REPRESENTATIVE: Did you have any other questions?
TEABAGGER: Yes. Why does you wanta kill my gran-mama, you dirty Nazi?
...Okay, Bruce? Nobody's afraid of teabaggers until they threaten to form a mob and start killing people, or brandish firearms at a town hall. Your side is the one that still monitors the Terror Alert Color daily and screams for the police every time they see someone "dusky" buying a PlayStation.
Miserable cowards, one and all.
That's pretty creative. He's dressed up as over two thousand protesters.
When he sits around the house, he really sits around the house!
And when he shows pictures of his costume to his friends* later, it'll actually be photos of a completely different, much-better-attended Halloween party that someone else threw years ago.
(Anyway, all those people are probably running in fear because they just realized that Mallard is an ugly, four-foot-tall human-avian mutant that stinks of scotch and eleven-year-old boys.)
* I know, I know, but play along here.
Today's "comic" features "up to 2 million" teabaggers!
(Because THE PHRASE "UP TO" CLEARLY INCLUDES THE NUMBER "NOUGHT")
A costume that would REALLY frighten most Americans:
a health insurer!
You could go around denying health care because of pre-existing conditions, like having had acne, or being a cop or an expectant father.
Hey, if I thought someone was mentally unstable and likely carrying a firearm, I'd want to get the hell away from them too.

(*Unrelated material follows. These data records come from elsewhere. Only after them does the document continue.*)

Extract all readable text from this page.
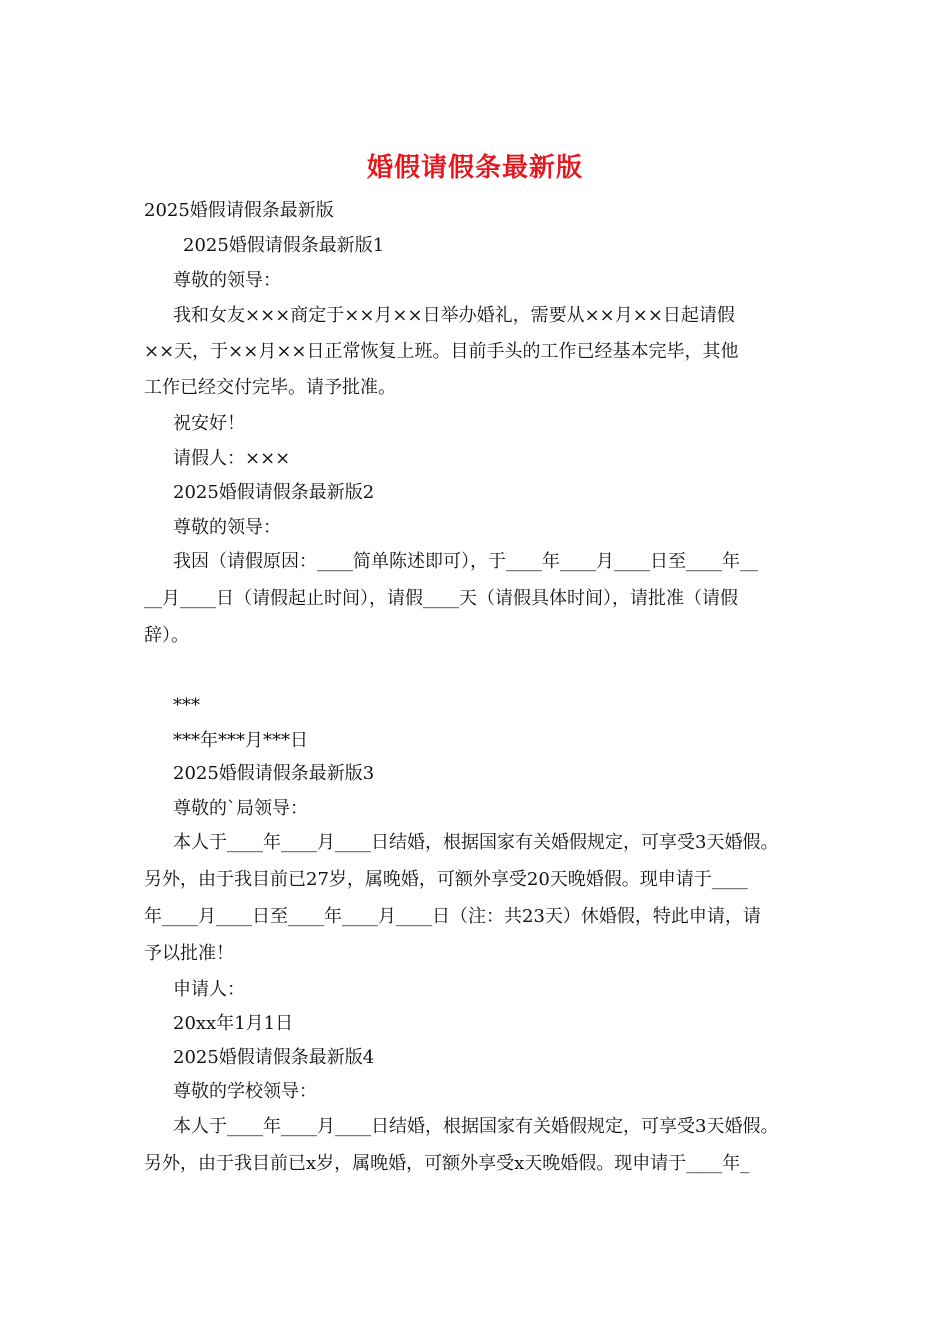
婚假请假条最新版
2025婚假请假条最新版
2025婚假请假条最新版1
尊敬的领导：
我和女友×××商定于××月××日举办婚礼，需要从××月××日起请假
××天，于××月××日正常恢复上班。目前手头的工作已经基本完毕，其他
工作已经交付完毕。请予批准。
祝安好！
请假人：×××
2025婚假请假条最新版2
尊敬的领导：
我因（请假原因：____简单陈述即可），于____年____月____日至____年__
__月____日（请假起止时间），请假____天（请假具体时间），请批准（请假
辞）。
***
***年***月***日
2025婚假请假条最新版3
尊敬的`局领导：
本人于____年____月____日结婚，根据国家有关婚假规定，可享受3天婚假。
另外，由于我目前已27岁，属晚婚，可额外享受20天晚婚假。现申请于____
年____月____日至____年____月____日（注：共23天）休婚假，特此申请，请
予以批准！
申请人：
20xx年1月1日
2025婚假请假条最新版4
尊敬的学校领导：
本人于____年____月____日结婚，根据国家有关婚假规定，可享受3天婚假。
另外，由于我目前已x岁，属晚婚，可额外享受x天晚婚假。现申请于____年_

Come on, a protester carrying a sign that says, "Tea-party protester"? Not even Mallard would be that bout of touch; it probably displayed something virulently racist until the editor changed it.
Er, did I just type "bout of touch"? Sounds like a tickling contest.
... or something Mallard would get into with Li'l Rush.
wv: lyehad: A Muslim's sacred duty to clean drains and ovens
Ironically, when Tinsley dresses up in Halloween blackface, he does not scare the other Republicans.
Michael -
I used those bagger shots on my blog.